Metrics on the cloud are also powered by DeepEval (but ran on Confident AI’s servers instead) and gives you exactly the same results, and so we highly recommend that you only continue with this section once you are happy with your selection of metrics and their performance.

That being said, if you are using another programming language such as Typescript, or wish to trigger evaluations on the platform directly in a click of a button, you’ll need to define and run metrics on Confident AI instead.

💡

There are way more advantages to running evaluations locally via deepeval, mainly being the ease of metrics customization. Feel free to skip this section if you’re already able to run evaluations locally.

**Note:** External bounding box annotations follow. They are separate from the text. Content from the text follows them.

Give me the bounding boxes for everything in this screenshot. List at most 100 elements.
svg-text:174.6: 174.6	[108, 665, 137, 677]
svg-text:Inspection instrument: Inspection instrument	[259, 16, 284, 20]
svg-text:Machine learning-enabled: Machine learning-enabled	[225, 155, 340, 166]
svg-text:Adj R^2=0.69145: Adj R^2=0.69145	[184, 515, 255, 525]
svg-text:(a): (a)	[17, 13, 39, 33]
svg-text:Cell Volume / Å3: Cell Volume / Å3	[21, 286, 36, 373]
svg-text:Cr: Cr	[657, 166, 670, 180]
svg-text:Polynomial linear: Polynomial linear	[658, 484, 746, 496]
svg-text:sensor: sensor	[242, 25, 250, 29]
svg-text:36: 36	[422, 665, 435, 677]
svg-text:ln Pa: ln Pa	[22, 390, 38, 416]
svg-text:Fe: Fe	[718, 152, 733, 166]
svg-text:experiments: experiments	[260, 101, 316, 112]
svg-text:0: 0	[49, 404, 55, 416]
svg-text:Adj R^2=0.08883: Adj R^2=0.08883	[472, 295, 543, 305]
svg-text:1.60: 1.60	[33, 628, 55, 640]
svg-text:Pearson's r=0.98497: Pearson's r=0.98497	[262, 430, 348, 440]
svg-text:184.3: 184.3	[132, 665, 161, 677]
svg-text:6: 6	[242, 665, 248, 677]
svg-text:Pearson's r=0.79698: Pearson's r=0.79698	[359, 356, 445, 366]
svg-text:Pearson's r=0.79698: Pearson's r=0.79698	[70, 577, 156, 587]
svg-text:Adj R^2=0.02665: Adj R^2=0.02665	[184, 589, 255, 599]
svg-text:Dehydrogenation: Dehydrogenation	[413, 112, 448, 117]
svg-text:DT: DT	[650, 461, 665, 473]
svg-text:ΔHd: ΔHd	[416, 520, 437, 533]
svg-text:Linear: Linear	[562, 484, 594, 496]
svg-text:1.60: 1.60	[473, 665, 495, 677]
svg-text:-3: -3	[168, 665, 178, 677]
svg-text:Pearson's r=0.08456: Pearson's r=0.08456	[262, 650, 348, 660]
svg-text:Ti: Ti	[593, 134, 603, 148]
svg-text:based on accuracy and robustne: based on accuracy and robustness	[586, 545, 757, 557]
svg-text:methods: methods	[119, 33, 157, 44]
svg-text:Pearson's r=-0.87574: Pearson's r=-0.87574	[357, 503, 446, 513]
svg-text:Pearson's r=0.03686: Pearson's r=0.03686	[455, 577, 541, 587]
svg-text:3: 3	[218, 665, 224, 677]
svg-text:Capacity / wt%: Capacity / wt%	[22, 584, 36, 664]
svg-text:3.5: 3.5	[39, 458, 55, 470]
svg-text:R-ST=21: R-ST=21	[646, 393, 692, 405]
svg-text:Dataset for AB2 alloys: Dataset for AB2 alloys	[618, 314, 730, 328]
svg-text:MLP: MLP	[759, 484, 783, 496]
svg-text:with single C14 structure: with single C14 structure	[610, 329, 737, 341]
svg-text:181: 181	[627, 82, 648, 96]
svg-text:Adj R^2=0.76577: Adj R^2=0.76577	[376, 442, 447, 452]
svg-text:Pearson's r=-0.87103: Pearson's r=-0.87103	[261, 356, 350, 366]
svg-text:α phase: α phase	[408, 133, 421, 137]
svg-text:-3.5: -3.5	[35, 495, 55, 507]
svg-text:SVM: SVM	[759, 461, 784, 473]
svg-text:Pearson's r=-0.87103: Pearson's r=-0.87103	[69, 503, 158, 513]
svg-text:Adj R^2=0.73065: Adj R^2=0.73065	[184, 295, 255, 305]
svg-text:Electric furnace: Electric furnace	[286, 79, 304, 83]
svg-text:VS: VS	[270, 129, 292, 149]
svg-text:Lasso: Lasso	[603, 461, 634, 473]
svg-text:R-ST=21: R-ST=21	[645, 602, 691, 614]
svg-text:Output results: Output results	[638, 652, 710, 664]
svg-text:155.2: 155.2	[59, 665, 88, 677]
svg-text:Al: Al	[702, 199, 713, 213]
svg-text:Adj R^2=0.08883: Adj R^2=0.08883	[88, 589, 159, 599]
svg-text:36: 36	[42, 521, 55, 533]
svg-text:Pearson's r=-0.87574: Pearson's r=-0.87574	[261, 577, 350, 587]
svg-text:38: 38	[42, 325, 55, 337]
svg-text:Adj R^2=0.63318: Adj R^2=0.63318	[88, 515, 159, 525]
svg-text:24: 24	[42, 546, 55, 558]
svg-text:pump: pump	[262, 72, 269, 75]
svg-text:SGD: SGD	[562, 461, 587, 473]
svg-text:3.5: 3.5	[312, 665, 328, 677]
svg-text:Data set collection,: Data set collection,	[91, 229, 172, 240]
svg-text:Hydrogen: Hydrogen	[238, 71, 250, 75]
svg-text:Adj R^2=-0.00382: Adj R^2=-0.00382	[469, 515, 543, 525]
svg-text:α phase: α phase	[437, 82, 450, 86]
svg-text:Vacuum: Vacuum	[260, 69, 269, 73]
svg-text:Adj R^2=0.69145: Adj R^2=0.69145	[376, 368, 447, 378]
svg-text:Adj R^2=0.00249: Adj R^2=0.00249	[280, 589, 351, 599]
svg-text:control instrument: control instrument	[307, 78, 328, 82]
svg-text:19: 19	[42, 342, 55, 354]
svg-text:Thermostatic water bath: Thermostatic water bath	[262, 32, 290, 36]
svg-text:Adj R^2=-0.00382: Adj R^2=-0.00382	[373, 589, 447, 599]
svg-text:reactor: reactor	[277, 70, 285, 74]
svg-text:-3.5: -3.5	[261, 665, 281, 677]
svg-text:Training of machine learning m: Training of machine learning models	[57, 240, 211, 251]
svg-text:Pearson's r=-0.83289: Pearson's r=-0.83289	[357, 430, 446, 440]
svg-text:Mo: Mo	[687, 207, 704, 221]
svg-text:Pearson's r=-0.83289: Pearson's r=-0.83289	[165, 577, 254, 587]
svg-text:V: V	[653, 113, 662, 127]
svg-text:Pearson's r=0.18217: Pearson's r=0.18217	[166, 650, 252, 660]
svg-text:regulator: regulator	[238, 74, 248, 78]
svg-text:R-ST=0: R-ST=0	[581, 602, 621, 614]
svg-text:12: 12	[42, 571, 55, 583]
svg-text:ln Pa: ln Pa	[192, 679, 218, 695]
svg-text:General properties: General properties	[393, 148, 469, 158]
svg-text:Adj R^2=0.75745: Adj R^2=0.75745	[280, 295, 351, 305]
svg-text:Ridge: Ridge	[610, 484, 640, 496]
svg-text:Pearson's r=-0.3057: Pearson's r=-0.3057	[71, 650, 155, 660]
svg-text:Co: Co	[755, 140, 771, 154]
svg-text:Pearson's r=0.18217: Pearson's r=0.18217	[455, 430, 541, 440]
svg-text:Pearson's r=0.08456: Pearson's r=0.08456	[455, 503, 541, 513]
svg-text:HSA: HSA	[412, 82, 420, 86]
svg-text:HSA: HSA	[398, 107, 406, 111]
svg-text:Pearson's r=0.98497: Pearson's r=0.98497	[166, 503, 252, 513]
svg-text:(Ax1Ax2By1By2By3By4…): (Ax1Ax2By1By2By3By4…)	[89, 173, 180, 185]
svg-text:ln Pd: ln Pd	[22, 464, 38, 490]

There are two ways to run evals with metrics on the cloud:

Through an HTTPS POST request that sends over a list of test cases with the generated outputs from your LLM app, or
On the platform directly, which will be triggered through the click of a button without the need of code

Ultimately, regardless of your chosen approach, you must first define a collection of metrics to specify which metrics to run on Confident AI.

Create a metric collection

Creating a collection of metrics on Confident AI allows you to specify which group of metrics you wish to evaluate your LLM application on.

To create a metric collection, in your project space go to Metrics > Collections, click on the Create Collection button, and enter a collection name. Your collection name must not already be taken in your project.

Configure metric settings

When you add a metric to a collection, the threshold, reasoning, and strictness settings are automatically configured to their default values, and you can change them and click the Save.

Big Disclaimer

For detailed information about metric calculations and required test case parameters for each, please refer to the official DeepEval documentation . The metrics documentation on Confident AI focuses on helping you choose and use the right metrics for your use case, not the specific implementation.

Each metric in DeepEval has comprehensive documentation that covers:

Required test case parameters
Implementation details and examples
Calculation methodology

For instance, the AnswerRelevancyMetric documentation page provides a complete technical reference for that specific metric.